2. The concerns about the sluggish economy in China, contribute to the precious metal’s downside.
3. The US Core PCE inflation remains unchanged at 2.6, supporting the notion of a smaller September Fed cut than originally anticipated by markets.
Gold prices seemed to recover from losses booked in EARLY Asian morning trades, which were weighed on by the brewing strength of the US Dollar. The souring sentiments from mainland China, the world’s largest consumer of bullion also undermined Gold prices.
Gold has been losing ground and consolidating at around 2500 throughout the last two weeks after registering a recent lifetime high on 20 August. The US Core PCE inflation, FED’s preferred indicator of inflation remained unchanged at 2.6 while consumer spending showed robust signs, stripping hopes of a larger FED cut in September. The rebound in the dollar that followed weighed on the dollar-denominated non-yielding asset, Gold. As of 12:20pm Singapore Standard Time, Gold COMEX December futures traded at $2528.65, marginally up from the previous close.

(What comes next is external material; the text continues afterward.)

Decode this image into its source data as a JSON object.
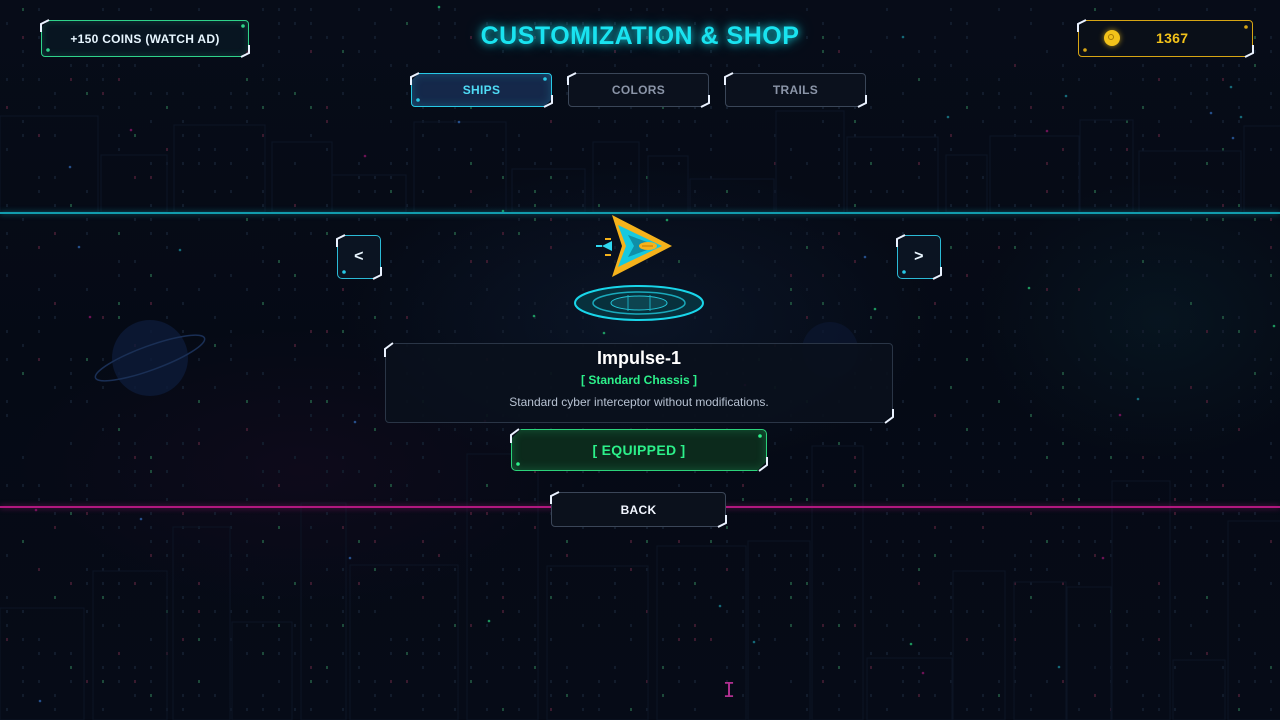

Markets seem to bet 70% in favor of a 25 basis points cut in September as against 30% bets of a 50 basis points cut now in the CME Fedwatch tool. Gold has surged over 22% this year, with over 8% of the rise stemming from July. One of the main drivers of the gold price over the past two months has been the dollar’s near 5% weakness against a basket of major currencies. Gold traders are bracing for the FED cut, which just might be the trigger required for Gold to continue in bullish territory as we head into the month of September.
Ahead this week, Gold traders are awaiting more clarity from upcoming US nonfarm payrolls and jobless claims data. Further upside in gold would likely require a more aggressive rate cut or a surprising 0.50 basis point cut in the September meeting. While Gold may continue to enjoy a bullish medium-term and long-term outlook, the short-term price movement is highly vulnerable to FED’s pace of rate cuts. Investors should also closely watch the developments in Gaza and any signs of escalation could benefit the safe-haven demand and in turn Gold Prices.